A return to the Oeconomia for some culinary geography and a fuel-saving trick.
(…) For people invent ever other and other dishes and different ways of serving foods, and one person may want to use one or the other, that is up to them. Each coutry also has its own way of cooking and to feed people (abzuspeisen), as I have said above, which is truly not of bad taste if you are used to it, (and) which young wanderers (Wandersleut) should write also learn (mitlernen) and write down on their journeys, we cannot understand/know everything here.
Once I was travelling through the Wendish land (Wendische Land) when my host in a village served me yellow millet porridge in which a whole capon had been cooked for a midday meal. When the dish felt unfamiliar to me and also did not taste quite pleasing to me, but the host still often admonished me to eat, I was made to do something against my will, but I noted in my mind (in meine Sin), if I had wanted to have it (the capon) dressed, I would have left the millet porridge on its own and also have treated the capon differently. Then it would have tasted as good or better to me as it did to the Wendish farmer with the millet.
Thus the people of the Altmark (Mercker) and of Mecklenburg have their cabbage and bacon, who would not eat (fressen) that, they say, the devil may strike him down (den schlage d Dödel). Item the green cabbage with ram’s heads, sausages and millet: The Mecklenburgers their big bowls full of beer soup which they empty out after being filled full again several times, and afterwards each eats a large cheese with bread, then follows a side dish (Zugemüsse) for a meal, they eat this up with spoons and bite bread with it.
You can also cook millet porridge in a sack if you first leave the millet to soak (einquellet) in milk so that it softens, and afterwards set the milk by the fire on its own and make it boil. And when it is nicely boiling along (daher seydt) in the pot, you pour the soaked millet into the boiling milk and cover the pot firmly at the top. Wrap a sack around the pot on all sides many times (vielseitig umb den Topff umbher) so that the pot stays nicely warm. Thus the millet cooks fully, and it is then called: millet cooked in the sack.
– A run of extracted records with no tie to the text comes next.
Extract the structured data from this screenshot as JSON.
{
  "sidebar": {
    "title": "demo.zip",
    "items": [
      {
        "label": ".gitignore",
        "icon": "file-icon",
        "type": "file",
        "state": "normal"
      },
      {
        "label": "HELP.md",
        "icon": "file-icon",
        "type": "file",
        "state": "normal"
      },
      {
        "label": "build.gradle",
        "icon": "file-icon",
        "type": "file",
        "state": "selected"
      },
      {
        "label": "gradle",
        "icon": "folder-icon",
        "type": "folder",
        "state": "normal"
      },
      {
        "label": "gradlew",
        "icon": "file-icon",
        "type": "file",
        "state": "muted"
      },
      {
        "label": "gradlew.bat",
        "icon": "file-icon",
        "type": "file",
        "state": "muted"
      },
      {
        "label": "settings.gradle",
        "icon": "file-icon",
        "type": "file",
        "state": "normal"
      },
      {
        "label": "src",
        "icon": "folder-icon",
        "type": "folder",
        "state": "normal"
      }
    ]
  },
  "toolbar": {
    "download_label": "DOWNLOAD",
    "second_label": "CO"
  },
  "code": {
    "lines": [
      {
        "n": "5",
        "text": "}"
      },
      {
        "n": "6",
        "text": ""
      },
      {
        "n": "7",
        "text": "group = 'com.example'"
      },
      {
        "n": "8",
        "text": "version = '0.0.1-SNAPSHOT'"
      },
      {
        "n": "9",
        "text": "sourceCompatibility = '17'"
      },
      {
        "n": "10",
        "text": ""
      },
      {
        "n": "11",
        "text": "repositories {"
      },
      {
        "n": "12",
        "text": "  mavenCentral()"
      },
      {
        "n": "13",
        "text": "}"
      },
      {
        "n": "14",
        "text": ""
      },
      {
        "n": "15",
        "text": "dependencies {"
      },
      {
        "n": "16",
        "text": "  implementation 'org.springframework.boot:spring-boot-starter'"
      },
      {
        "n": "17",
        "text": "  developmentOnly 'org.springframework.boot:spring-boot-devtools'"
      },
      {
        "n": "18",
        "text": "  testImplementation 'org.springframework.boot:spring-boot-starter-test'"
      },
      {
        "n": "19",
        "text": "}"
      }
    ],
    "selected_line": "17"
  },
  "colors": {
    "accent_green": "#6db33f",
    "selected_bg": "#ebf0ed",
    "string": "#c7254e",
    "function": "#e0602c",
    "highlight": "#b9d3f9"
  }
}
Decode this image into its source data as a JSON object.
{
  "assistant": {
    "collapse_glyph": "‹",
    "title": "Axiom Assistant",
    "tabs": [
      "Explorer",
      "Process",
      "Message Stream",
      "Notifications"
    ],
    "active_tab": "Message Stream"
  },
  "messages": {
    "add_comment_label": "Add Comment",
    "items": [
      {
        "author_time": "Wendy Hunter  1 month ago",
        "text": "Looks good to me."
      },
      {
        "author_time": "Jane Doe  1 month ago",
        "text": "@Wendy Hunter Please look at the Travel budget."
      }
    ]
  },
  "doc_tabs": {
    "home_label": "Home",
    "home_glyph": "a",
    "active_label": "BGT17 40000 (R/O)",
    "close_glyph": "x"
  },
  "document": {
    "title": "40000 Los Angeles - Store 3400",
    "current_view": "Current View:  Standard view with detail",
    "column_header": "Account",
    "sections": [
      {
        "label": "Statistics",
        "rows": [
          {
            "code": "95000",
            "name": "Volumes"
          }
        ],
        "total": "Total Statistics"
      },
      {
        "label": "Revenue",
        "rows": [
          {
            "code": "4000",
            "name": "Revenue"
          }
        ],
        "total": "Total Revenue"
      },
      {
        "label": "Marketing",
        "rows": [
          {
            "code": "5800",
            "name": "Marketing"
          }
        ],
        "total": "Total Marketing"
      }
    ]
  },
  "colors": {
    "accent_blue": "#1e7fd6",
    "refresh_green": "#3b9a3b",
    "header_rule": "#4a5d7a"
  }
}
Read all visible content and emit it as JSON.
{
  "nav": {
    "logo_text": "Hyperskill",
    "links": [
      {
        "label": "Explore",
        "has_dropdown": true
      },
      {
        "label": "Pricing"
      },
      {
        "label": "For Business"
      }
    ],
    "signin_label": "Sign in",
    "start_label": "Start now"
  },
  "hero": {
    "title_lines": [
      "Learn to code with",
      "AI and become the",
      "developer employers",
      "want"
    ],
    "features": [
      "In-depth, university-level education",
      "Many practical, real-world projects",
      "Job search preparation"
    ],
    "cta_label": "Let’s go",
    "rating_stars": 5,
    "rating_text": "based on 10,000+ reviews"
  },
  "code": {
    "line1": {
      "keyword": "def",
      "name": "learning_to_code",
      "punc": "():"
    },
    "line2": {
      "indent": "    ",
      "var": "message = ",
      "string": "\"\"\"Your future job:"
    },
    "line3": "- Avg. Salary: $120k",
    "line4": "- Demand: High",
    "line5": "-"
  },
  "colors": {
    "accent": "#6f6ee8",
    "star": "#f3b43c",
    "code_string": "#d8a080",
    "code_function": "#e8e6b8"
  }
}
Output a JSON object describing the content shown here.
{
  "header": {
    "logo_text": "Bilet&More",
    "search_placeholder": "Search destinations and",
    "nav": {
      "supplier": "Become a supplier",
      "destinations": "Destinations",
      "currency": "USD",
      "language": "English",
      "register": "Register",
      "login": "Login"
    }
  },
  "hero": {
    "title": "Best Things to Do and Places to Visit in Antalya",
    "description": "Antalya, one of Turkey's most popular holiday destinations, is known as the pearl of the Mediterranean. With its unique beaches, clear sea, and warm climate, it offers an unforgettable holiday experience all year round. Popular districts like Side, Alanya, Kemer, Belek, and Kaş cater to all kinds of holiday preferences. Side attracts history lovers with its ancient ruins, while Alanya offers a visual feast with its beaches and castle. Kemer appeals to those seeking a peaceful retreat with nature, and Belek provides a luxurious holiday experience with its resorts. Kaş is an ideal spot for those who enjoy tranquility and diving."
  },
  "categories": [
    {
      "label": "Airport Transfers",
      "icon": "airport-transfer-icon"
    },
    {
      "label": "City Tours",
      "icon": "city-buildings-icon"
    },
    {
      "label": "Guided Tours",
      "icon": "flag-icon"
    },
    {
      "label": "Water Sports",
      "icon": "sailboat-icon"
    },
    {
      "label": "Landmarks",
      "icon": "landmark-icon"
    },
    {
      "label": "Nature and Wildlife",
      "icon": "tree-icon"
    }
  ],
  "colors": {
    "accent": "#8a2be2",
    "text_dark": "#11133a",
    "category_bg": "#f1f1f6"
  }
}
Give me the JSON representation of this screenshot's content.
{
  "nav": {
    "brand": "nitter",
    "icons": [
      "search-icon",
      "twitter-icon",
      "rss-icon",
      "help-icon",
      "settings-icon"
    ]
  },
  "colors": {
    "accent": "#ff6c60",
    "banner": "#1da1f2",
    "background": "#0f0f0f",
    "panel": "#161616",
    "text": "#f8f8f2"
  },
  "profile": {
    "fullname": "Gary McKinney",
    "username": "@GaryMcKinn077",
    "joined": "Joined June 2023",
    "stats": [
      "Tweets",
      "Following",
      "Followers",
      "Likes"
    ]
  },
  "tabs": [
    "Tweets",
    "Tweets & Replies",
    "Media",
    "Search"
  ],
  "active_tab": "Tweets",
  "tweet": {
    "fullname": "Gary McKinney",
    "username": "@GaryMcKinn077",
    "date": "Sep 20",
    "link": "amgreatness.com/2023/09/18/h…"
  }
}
This snippet comes at the end of Coler’s long-winded explanation why he was bent on writing yet another cookbook, and it is rather interesting. First because he specifically refers to wandersleut, itinerant journeymen, as carriers of culinary information. Many German craft guilds in the Early Modern period began requiring journeymen to spend a certain number of years abroad, serving different masters in other towns, and he clearly expects them to bring back, among other useful knowledge, recipes. Secondly, for the little piece of culinary geography on the food habits of the peasantry in Mecklenburg (the western Baltic shore), the Altmark (roughly the region between the Havel basin and the lower Elbe) and the Wendland (on both banks of the Elbe upstream of Hamburg). And thirdly, for recording his wheeze on saving fuel when cooking millet. A similar technique was rediscovered and widely publicised in the twentieth century as the Kochkiste or Strohkiste. While the exigencies of war and the following reparations regime led to coal and gas shortages then, in the sixteenth and seventeeth centuries, Germany suffered a widespread shortage of wood of all kinds. Techniques that saved firewood would surely have been appreciated.
Johann Coler’s Oeconomia ruralis et domestica was a popular book on the topic of managing a wealthy household. It is based largely on previous writings by Coler and first appeared between 1596 and 1601. Repeatedly reprinted for decades, it became one of the most influential early works of Hausväterliteratur. I am working from a 1645 edition.